Breaking relationship can create something like a mini-exile in our lives, isolating us from the best parts of relating with one another and what we cherish about each other. Let us remember: we need one another to be fully, wholly ourselves. We need one another to show up the best each of us can, with the love, presence, compassion, generosity, gratitude, wonder, and joy all of us require to thrive. Meaningful relationships are more than transactions for one party or both’s benefit. Meaningful relationships can ask us to sacrifice at times and also means sometimes we can call on someone else’s sacrifice for us, but without a balance column approach to who gives more or less. Meaningful relationships value us in our differing strengths and weaknesses, our differing gifts and flaws, our differing learning edges and wisdom to offer. Meaningful relationships can protect us and give us space to fly; comfort us and challenge us to grow; delight us and strain us at times as we seek one another again in love.
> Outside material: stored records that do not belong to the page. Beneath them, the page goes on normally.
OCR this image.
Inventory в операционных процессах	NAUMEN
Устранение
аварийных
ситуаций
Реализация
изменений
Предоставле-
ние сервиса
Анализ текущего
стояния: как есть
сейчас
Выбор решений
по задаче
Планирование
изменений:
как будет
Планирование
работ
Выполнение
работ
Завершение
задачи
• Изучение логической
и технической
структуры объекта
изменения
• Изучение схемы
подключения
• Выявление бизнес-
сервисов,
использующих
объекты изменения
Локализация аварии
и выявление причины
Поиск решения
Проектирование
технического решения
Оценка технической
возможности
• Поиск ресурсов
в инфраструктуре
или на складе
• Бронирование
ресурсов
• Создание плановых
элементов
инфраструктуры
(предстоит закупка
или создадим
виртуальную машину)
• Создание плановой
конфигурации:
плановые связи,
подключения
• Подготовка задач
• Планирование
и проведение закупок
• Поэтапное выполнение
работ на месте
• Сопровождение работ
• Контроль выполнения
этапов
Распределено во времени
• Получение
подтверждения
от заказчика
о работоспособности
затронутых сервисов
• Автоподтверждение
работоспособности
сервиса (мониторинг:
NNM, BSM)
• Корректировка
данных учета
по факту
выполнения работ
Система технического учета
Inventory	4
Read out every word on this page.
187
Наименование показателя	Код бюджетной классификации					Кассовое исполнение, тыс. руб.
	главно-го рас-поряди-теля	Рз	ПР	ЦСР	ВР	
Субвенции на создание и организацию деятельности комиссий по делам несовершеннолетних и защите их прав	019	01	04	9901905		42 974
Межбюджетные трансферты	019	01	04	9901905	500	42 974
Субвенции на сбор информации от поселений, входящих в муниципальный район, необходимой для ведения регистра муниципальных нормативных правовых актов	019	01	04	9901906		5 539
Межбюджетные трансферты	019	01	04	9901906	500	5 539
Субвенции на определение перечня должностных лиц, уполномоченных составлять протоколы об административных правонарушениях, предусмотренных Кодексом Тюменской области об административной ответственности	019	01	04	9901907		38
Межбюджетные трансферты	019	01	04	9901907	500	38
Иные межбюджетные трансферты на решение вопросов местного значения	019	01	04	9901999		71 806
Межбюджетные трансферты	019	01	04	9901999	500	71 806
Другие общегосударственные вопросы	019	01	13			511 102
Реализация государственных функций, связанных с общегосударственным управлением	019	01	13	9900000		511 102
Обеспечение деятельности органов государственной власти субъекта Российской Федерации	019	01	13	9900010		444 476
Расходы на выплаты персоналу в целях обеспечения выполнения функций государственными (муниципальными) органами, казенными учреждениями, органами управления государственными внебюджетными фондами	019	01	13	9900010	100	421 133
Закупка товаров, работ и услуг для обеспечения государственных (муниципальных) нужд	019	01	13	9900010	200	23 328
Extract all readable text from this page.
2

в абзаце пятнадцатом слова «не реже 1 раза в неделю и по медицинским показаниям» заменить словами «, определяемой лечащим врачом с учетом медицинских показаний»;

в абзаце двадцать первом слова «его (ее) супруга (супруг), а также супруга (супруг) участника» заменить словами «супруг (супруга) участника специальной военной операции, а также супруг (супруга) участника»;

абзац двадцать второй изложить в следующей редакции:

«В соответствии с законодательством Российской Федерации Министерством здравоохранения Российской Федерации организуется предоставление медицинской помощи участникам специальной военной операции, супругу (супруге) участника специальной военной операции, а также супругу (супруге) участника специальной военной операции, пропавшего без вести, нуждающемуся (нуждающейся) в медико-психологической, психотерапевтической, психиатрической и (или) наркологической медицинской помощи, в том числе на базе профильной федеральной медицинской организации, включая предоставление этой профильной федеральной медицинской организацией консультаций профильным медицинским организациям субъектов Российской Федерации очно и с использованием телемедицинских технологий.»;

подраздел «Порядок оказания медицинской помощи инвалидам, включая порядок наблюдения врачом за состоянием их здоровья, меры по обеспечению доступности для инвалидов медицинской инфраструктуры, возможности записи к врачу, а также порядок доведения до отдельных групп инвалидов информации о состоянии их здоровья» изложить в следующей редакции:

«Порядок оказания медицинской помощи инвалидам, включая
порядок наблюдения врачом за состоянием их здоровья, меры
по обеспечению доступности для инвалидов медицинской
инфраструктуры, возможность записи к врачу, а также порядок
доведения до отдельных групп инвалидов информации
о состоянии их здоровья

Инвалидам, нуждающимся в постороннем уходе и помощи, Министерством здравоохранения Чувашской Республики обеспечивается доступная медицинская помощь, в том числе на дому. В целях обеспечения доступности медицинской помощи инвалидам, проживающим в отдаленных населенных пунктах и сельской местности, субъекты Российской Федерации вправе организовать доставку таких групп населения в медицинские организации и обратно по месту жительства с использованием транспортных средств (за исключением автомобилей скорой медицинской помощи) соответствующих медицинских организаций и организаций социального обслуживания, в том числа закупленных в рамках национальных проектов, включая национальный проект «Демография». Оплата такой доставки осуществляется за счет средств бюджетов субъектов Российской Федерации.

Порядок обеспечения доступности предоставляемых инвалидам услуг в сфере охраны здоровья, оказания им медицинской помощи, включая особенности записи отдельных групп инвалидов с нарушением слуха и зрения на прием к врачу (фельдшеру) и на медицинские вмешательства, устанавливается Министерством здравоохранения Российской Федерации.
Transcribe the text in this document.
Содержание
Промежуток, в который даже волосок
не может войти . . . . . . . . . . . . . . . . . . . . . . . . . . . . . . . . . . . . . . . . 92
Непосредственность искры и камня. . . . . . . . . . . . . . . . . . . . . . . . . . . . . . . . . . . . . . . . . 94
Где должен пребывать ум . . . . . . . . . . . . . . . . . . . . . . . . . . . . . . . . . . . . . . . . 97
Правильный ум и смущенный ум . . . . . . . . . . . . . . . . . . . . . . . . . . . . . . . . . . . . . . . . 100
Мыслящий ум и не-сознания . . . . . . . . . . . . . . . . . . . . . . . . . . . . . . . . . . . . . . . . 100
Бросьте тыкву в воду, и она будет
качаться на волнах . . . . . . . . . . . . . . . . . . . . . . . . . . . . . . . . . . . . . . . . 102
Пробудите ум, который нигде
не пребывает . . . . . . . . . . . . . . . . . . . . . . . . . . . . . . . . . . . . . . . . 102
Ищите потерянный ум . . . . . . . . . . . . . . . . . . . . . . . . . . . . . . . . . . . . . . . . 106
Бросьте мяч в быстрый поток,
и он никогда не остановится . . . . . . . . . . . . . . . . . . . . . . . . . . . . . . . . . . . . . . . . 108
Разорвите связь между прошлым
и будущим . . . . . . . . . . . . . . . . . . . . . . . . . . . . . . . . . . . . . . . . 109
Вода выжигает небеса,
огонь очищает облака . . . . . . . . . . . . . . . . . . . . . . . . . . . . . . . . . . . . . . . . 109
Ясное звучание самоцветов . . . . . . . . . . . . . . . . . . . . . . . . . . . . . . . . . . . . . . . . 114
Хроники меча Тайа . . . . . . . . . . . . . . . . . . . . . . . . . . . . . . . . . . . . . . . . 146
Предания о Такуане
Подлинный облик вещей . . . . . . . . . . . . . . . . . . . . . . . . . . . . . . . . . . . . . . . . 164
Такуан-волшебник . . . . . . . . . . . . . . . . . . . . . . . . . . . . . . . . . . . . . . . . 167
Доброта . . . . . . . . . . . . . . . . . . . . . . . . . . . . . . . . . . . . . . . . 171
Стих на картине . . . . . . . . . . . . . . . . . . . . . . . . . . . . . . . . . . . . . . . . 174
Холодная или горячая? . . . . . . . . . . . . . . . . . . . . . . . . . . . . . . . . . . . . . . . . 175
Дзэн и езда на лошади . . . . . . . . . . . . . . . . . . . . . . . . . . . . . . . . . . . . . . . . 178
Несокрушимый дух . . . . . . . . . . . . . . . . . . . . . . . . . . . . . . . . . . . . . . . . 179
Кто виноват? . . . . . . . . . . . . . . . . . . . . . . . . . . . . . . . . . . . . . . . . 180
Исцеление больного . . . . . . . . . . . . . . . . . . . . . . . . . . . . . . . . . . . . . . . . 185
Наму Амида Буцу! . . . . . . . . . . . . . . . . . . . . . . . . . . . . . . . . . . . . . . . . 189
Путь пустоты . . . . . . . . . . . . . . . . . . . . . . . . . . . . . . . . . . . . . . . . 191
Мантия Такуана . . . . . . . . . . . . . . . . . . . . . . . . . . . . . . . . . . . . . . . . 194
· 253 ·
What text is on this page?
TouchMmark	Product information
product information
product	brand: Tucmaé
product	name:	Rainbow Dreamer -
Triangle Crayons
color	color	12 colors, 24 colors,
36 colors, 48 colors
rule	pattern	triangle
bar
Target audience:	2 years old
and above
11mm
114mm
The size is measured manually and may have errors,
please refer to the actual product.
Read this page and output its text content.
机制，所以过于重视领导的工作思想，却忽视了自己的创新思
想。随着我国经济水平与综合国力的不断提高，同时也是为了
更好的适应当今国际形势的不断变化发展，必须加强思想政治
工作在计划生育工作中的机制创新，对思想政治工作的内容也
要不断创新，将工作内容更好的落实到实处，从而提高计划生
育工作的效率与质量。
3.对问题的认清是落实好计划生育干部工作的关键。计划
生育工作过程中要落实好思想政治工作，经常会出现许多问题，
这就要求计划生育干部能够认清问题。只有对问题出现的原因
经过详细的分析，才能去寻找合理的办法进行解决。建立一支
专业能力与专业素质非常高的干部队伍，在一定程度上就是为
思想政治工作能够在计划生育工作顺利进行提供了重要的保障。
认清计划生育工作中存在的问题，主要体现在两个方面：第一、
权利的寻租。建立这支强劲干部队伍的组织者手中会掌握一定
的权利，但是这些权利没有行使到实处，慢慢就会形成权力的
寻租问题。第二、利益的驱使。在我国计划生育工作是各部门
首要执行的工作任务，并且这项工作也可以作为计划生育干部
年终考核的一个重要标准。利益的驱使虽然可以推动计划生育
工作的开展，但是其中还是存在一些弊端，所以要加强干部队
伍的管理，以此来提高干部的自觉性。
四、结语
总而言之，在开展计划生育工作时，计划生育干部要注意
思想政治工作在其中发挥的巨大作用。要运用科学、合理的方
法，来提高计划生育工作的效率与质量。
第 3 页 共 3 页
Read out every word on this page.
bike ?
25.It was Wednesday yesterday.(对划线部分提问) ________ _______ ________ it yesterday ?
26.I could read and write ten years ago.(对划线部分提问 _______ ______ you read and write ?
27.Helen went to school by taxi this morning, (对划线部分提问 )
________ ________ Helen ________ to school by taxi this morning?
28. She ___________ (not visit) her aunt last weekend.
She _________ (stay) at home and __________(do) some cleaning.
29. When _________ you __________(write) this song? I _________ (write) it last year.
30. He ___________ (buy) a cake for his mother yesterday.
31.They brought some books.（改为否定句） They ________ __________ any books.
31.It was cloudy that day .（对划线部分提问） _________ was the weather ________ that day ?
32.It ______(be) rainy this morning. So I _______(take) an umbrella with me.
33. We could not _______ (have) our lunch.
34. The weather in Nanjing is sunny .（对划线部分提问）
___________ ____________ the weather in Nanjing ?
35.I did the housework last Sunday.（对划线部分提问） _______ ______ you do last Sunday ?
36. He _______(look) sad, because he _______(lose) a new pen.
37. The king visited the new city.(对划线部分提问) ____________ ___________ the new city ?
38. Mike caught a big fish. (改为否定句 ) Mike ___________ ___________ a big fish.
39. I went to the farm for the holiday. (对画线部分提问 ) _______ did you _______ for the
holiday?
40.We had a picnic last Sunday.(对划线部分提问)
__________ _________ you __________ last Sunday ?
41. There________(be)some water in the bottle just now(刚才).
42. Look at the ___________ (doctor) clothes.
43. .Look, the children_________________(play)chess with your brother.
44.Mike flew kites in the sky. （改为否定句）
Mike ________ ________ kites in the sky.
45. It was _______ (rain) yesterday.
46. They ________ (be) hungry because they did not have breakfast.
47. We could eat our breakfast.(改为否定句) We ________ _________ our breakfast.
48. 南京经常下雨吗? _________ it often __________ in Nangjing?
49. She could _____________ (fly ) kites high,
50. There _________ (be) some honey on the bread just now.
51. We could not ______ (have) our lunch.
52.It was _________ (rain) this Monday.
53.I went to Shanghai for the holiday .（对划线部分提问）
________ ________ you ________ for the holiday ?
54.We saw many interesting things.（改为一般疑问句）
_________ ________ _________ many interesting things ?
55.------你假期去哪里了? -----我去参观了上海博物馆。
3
Practices of turning and repentance, owning our responsibility and shouldering the consequences is part of living an adult life faithfully. Why faithfully? Because one of the biggest ways we encounter the Holy every day is through our relationships with one another, and so how we treat each other matters greatly. Do we cultivate lives of greater love, trust, and responsibility? Or do we break one relationship after another, undermining our sense of one another as sacred and beloved of the Holy, and ultimately, undermining our sense of self as lovable or loved?
I’m certainly not calling for the tests of the meal of jealousy or the water of bitterness. I find that particular trial one that can be too easily interpreted for human cruelty to come out on top. Yet how and that we take responsibility for our choices, vows, and relationships matters. What do we do when “sorry” isn’t enough or is just the beginning or turning and tending one another with care? As free people who are agents in and of our own lives, we can mess up mightily. As free people who are agents in and of our own lives, we need practices of relational repair and tending. We can bless one another in a myriad of ways. One of those ways we can bless ourselves and each other is when we tend how we’ve cursed each other with bad behaviors including distrust and betrayal. Other primates have their processes of relational repair; we need ours too, individually and socially, spiritually and communally. How do we live faithfully? Love the Holy, live humbly and love one another at least as much as we love ourselves. No one can rescue us from responsibility. That’s on us as free people.